Figure 3. Organization of wild-type and Rose-comb chromosomes and description of inversion and duplication breakpoints.

(A) Constitution of the two Rose-comb alleles, R1 and R2, in relation to the organization of the wild-type (r) chromosome 7 in chickens. Sequence orientation in relation to the wild-type chromosome is indicated by arrows. Duplicated sequence in R2 (chr7:23,790,414–23,881,384 bp) is in reverse orientation, apart from 198 bps (chr7:16,499,583–16,499,781 bp) flanking the inverted segment. Breakpoint locations are indicated by arrows (a–e). Breakpoints for the R1 inversion are at 16,499,781 and 23,881,384-23,881,392 bp in the wild-type sequence. Additional breakpoints for the R2 duplication are at 16,499,583 and 23,790,414 bp. (B) Organisation of genes in the five different chromosomal configurations associated with Rose-comb. Breakpoint locations are indicated with red arrows. mRNAs with accession numbers XM_422054.2, NM_204929.1, CR353563.1 and AJ719903.1, as well as EST sequences CD218766.1, BG713529.1 and DR426188.1 were used to define the genes illustrated. The copy of ABCB6 that occurs at the second proximal breakpoint unique to the R2 chromosome, is 5′ truncated from the duplication event, and appears 3′ truncated due to a gap in the assembly. An intact full length copy of this gene is expected to occur at its native chromosomal position (around 23.79 Mb) on R1, R2 and r chromosomes.

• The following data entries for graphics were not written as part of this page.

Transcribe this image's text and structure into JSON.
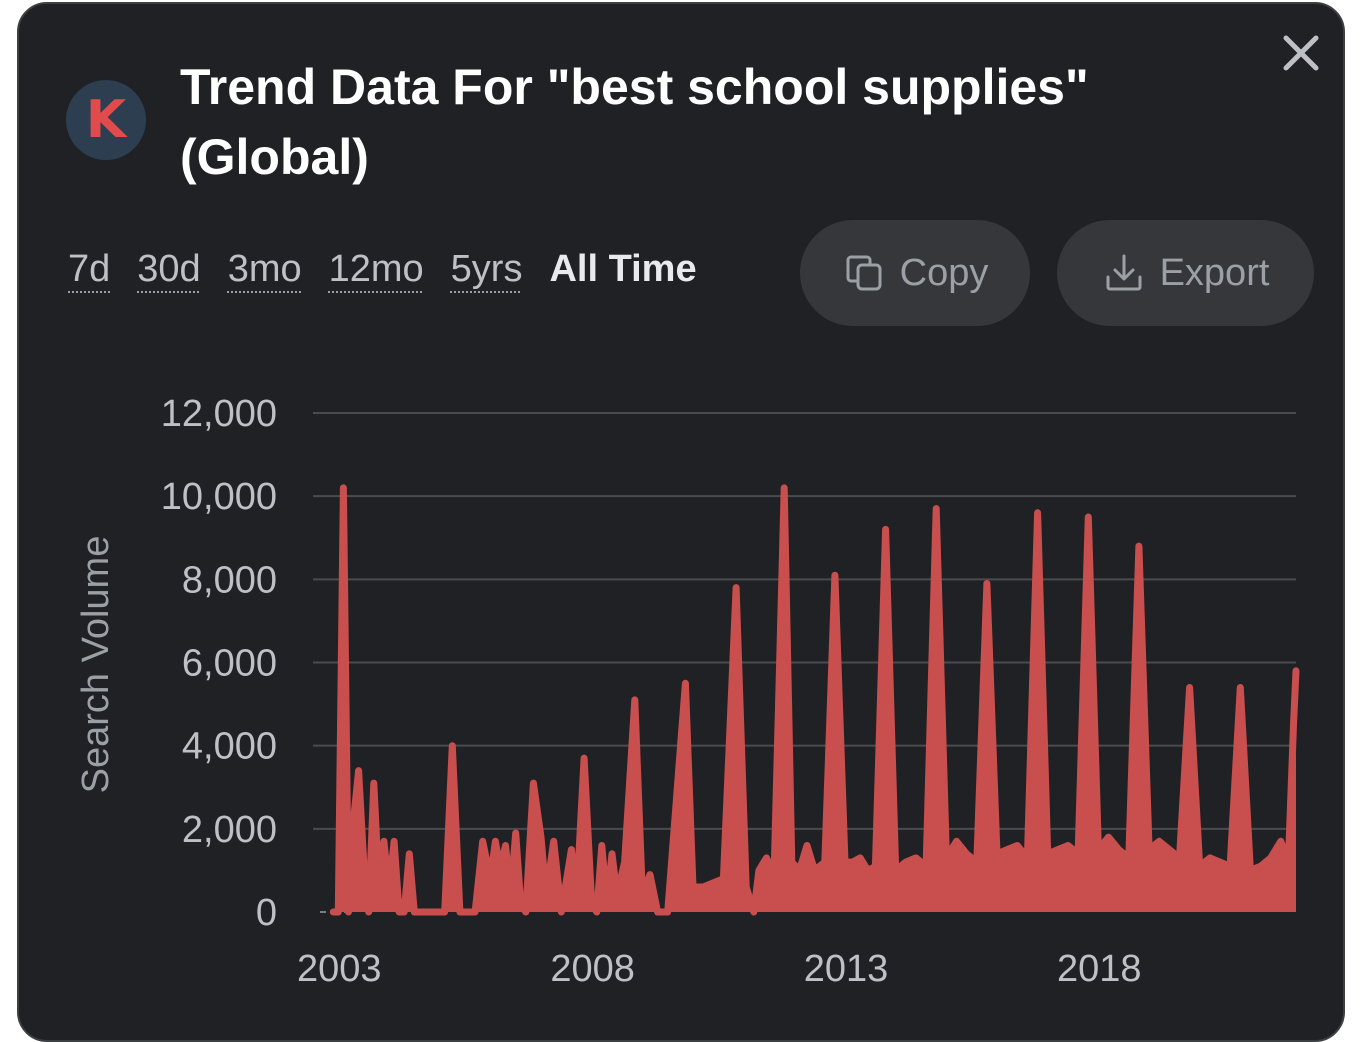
{
  "header": {
    "avatar_letter": "K",
    "title": "Trend Data For \"best school supplies\" (Global)",
    "close_icon": "close-icon"
  },
  "ranges": [
    {
      "label": "7d",
      "active": false
    },
    {
      "label": "30d",
      "active": false
    },
    {
      "label": "3mo",
      "active": false
    },
    {
      "label": "12mo",
      "active": false
    },
    {
      "label": "5yrs",
      "active": false
    },
    {
      "label": "All Time",
      "active": true
    }
  ],
  "actions": {
    "copy_label": "Copy",
    "copy_icon": "copy-icon",
    "export_label": "Export",
    "export_icon": "download-icon"
  },
  "colors": {
    "background": "#202124",
    "series": "#c94f4f",
    "grid": "#4a4b4f"
  },
  "chart_data": {
    "type": "area",
    "title": "",
    "xlabel": "",
    "ylabel": "Search Volume",
    "ylim": [
      0,
      12000
    ],
    "yticks": [
      "0",
      "2,000",
      "4,000",
      "6,000",
      "8,000",
      "10,000",
      "12,000"
    ],
    "yticks_values": [
      0,
      2000,
      4000,
      6000,
      8000,
      10000,
      12000
    ],
    "xticks": [
      "2003",
      "2008",
      "2013",
      "2018"
    ],
    "xticks_values": [
      2003,
      2008,
      2013,
      2018
    ],
    "grid": true,
    "legend": "none",
    "series": [
      {
        "name": "",
        "points": [
          [
            2003.0,
            0
          ],
          [
            2003.1,
            0
          ],
          [
            2003.2,
            10200
          ],
          [
            2003.3,
            0
          ],
          [
            2003.4,
            2200
          ],
          [
            2003.5,
            3400
          ],
          [
            2003.6,
            1200
          ],
          [
            2003.7,
            0
          ],
          [
            2003.8,
            3100
          ],
          [
            2003.9,
            600
          ],
          [
            2004.0,
            1700
          ],
          [
            2004.1,
            500
          ],
          [
            2004.2,
            1700
          ],
          [
            2004.3,
            0
          ],
          [
            2004.4,
            0
          ],
          [
            2004.5,
            1400
          ],
          [
            2004.6,
            0
          ],
          [
            2004.8,
            0
          ],
          [
            2004.9,
            0
          ],
          [
            2005.0,
            0
          ],
          [
            2005.1,
            0
          ],
          [
            2005.2,
            0
          ],
          [
            2005.35,
            4000
          ],
          [
            2005.5,
            0
          ],
          [
            2005.7,
            0
          ],
          [
            2005.8,
            0
          ],
          [
            2005.95,
            1700
          ],
          [
            2006.1,
            800
          ],
          [
            2006.2,
            1700
          ],
          [
            2006.3,
            1000
          ],
          [
            2006.4,
            1600
          ],
          [
            2006.5,
            400
          ],
          [
            2006.6,
            1900
          ],
          [
            2006.7,
            200
          ],
          [
            2006.8,
            0
          ],
          [
            2006.95,
            3100
          ],
          [
            2007.1,
            1800
          ],
          [
            2007.2,
            400
          ],
          [
            2007.35,
            1700
          ],
          [
            2007.5,
            0
          ],
          [
            2007.7,
            1500
          ],
          [
            2007.8,
            300
          ],
          [
            2007.95,
            3700
          ],
          [
            2008.1,
            200
          ],
          [
            2008.2,
            0
          ],
          [
            2008.3,
            1600
          ],
          [
            2008.4,
            200
          ],
          [
            2008.5,
            1400
          ],
          [
            2008.6,
            400
          ],
          [
            2008.75,
            1200
          ],
          [
            2008.95,
            5100
          ],
          [
            2009.1,
            400
          ],
          [
            2009.25,
            900
          ],
          [
            2009.4,
            0
          ],
          [
            2009.6,
            0
          ],
          [
            2009.95,
            5500
          ],
          [
            2010.1,
            600
          ],
          [
            2010.3,
            600
          ],
          [
            2010.5,
            700
          ],
          [
            2010.7,
            800
          ],
          [
            2010.95,
            7800
          ],
          [
            2011.15,
            600
          ],
          [
            2011.3,
            0
          ],
          [
            2011.4,
            1000
          ],
          [
            2011.55,
            1300
          ],
          [
            2011.7,
            900
          ],
          [
            2011.9,
            10200
          ],
          [
            2012.05,
            1200
          ],
          [
            2012.2,
            1000
          ],
          [
            2012.35,
            1600
          ],
          [
            2012.5,
            1000
          ],
          [
            2012.7,
            1200
          ],
          [
            2012.9,
            8100
          ],
          [
            2013.1,
            1200
          ],
          [
            2013.25,
            1200
          ],
          [
            2013.4,
            1300
          ],
          [
            2013.55,
            1000
          ],
          [
            2013.7,
            1100
          ],
          [
            2013.9,
            9200
          ],
          [
            2014.1,
            1000
          ],
          [
            2014.3,
            1200
          ],
          [
            2014.5,
            1300
          ],
          [
            2014.7,
            1100
          ],
          [
            2014.9,
            9700
          ],
          [
            2015.1,
            1300
          ],
          [
            2015.3,
            1700
          ],
          [
            2015.5,
            1400
          ],
          [
            2015.7,
            1200
          ],
          [
            2015.9,
            7900
          ],
          [
            2016.1,
            1400
          ],
          [
            2016.3,
            1500
          ],
          [
            2016.5,
            1600
          ],
          [
            2016.7,
            1300
          ],
          [
            2016.9,
            9600
          ],
          [
            2017.1,
            1400
          ],
          [
            2017.3,
            1500
          ],
          [
            2017.5,
            1600
          ],
          [
            2017.7,
            1400
          ],
          [
            2017.9,
            9500
          ],
          [
            2018.1,
            1500
          ],
          [
            2018.3,
            1800
          ],
          [
            2018.5,
            1500
          ],
          [
            2018.7,
            1300
          ],
          [
            2018.9,
            8800
          ],
          [
            2019.1,
            1500
          ],
          [
            2019.3,
            1700
          ],
          [
            2019.5,
            1500
          ],
          [
            2019.7,
            1300
          ],
          [
            2019.9,
            5400
          ],
          [
            2020.1,
            1100
          ],
          [
            2020.3,
            1300
          ],
          [
            2020.5,
            1200
          ],
          [
            2020.7,
            1100
          ],
          [
            2020.9,
            5400
          ],
          [
            2021.1,
            1000
          ],
          [
            2021.3,
            1100
          ],
          [
            2021.5,
            1300
          ],
          [
            2021.7,
            1700
          ],
          [
            2021.85,
            1200
          ],
          [
            2021.95,
            4500
          ],
          [
            2022.0,
            5800
          ]
        ]
      }
    ]
  }
}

Figure 4. Two-colour FISH staining of metaphase chromosomes using BACs mapped to GGA7.

(A1) Staining from a heterozygous R1r bird reveals two separate localisations for CH261-95H11 and CH261-5G3 when comparing r Chr7 to R1 Chr7. (A2) The order reversal of BW27C3 and TAM32-24B23 between r Chr7 and R1 Chr7 clearly demonstrates a large inversion. Staining from a heterozygous R2r bird reveals the same localisations obtained for CH261-95H11 (B1), TAM32-24B23 and BW27C3 (B2) both r Chr7 and R2 Chr7, with CH261-5G3 showing an additional localisation on R2 Chr7 (B1), consistent with a translocated duplication of a segment from the 23.88 MB region to the 16.50 MB region. A slight spatial separation for CH261-95H11, consistent with the insertion of the translocated duplication, can be observed on R2 Chr7 (B1).

Figure 5. Immunohistochemical labelling of MNR2 and SOX5 in various comb tissues.

Wild-type single-comb (a, b), Rose-comb (c, d), Pea-comb (e, f) and walnut-comb (g, h) sections from embryonic day (E) 6.5 (a, c, e, g) and 9 (b, d, f, h) were labelled against MNR2 and SOX5. Nuclei are visualized by DAPI. Boxed regions are shown magnified as single colour. Arrows in (g) and (h) indicate double labelled cells whereas arrowheads indicate single labelled cells. (i) E5.5 walnut comb. The two framed regions are shown magnified and arrows indicate double labelled cells. (j–l) The prospective wattle region for wild-type single-comb, Pea-comb and Rose-comb. (m) Schematic view of an E6.5 head where boxes indicate the regions of the comb depicted in (a–h) and wattles depicted in (j–l). Scale bar equals 100 µm in (h) and is valid for (a–h) and 100 µm in (l) valid for (i–l).